Half a block down the main road was the general goods store, where Jon paid for a twenty-pound sack of flour, a pound of salt, three ounces each of cinnamon and nutmeg and five of black peppercorns, ten pounds of hulled almonds, and a quart-jar of blackberry preserves. He also bought three dozen good white candles, five pounds of kitchen soap and half a pound of small iron nails. These, too, he promised to pick up once he had retrieved the cart.

Two doors down was a shop with ladies’ finery. Jon dropped in long enough to buy a blue silk hair-ribbon for Lisse, the kitchen girl. He tucked it into his shirt pocket, and headed back to the inn. The daily mail-coach passed him as he walked.

He caught up with it at the inn, where the coach stood creaking in the yard while the tired horses were exchanged for fresh. Jon waited while the innkeeper (who doubled as the village postmaster) sorted out the local mail. He received a fat envelope addressed to “Master Jon. Henriksen”, which he slipped into his jacket’s inside pocket. From the same pocket, he produced a similar envelope, which was sealed with red wax and directed to an address in the City. He purchased postage and affixed it. He handed the franked envelope to the innkeeper, who added it to the outgoing mail sack, which was collected by the coachman.

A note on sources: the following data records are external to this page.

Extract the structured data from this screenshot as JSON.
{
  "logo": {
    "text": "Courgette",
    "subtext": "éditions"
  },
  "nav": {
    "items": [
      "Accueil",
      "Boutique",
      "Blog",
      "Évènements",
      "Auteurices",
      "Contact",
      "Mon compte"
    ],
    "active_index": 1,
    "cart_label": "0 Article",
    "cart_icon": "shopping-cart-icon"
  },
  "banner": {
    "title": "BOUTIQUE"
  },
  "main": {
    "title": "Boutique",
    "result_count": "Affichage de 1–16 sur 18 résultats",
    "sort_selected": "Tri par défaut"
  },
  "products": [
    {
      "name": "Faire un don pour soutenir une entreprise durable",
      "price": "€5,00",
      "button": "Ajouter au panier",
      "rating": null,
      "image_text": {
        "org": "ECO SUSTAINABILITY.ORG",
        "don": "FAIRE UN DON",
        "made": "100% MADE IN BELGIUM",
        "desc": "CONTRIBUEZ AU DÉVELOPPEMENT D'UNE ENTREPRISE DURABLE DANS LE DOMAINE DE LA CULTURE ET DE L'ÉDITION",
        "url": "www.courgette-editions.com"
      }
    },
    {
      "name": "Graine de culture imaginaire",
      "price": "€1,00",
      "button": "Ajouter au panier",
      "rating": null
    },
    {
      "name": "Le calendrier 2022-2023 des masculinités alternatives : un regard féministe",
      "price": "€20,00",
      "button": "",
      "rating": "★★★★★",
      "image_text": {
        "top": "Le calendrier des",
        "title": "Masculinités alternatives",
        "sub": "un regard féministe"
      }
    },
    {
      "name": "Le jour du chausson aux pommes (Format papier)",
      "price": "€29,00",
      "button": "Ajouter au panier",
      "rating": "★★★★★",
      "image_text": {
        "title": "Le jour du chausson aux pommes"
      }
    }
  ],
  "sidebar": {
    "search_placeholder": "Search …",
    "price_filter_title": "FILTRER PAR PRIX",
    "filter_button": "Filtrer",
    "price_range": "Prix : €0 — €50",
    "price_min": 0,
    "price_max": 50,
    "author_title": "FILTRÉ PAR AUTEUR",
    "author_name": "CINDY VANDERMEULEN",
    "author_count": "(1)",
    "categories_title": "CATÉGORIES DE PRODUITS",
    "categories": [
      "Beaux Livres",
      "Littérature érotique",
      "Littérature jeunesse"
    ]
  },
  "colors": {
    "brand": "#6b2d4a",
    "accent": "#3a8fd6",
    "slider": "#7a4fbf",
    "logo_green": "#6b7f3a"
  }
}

The mail coach departed, with a rattle and creak and a jingle of harnesses, and the rhythmic rumble of sixteen well-shod hooves.

There were just ten copper pennies left. Jon traded seven of them for a bowl of mutton stew, with half a loaf of oaten bread and a pint of good beer. He sat gazing out the window as the shadows grew long. In his mind’s eye, he was seeing a maritime city, and the faces of distant friends.

With a sigh, Jon rose and returned to the stable. He paid for the horses’ keep with his last three pennies. He harnessed Daisy, tethered Pepper to the side of the cart, and drove out to pick up the groceries.

We leave Jon at the general goods store, loading his purchases into the cart.

The Boy fades into the distance in the lengthening light. We rise above the fertile countryside of Westother: fields and forests, noble houses and humble farmsteads, busy towns and waste wild places once rich, but now populated only by haunted ruins. The mail-coach gallops down the high-road toward the City. As we rise higher still, we see its distant spires and the twinkle of torches in its evening-shadowed steets. We see the masts that crowd its docks, and the full white sails of a departing ship.

And, beyond, the whole vast, hammered-pewter desert of the sea.

But, within the Wall, inside the Palace, in his spell-haunted Study, in his fur-piled bed, the Wizard jolts awake. He has heard a crow cawing. A moment later, he realizes it was not a crow, but the sound of his own snoring that awakened him.

The candle burns low. It is late, maybe even past supper-time. He has lost the afternoon to useless nightmares.

The Wizard sits on the edge of his bed, and holds his head in his trembling hands.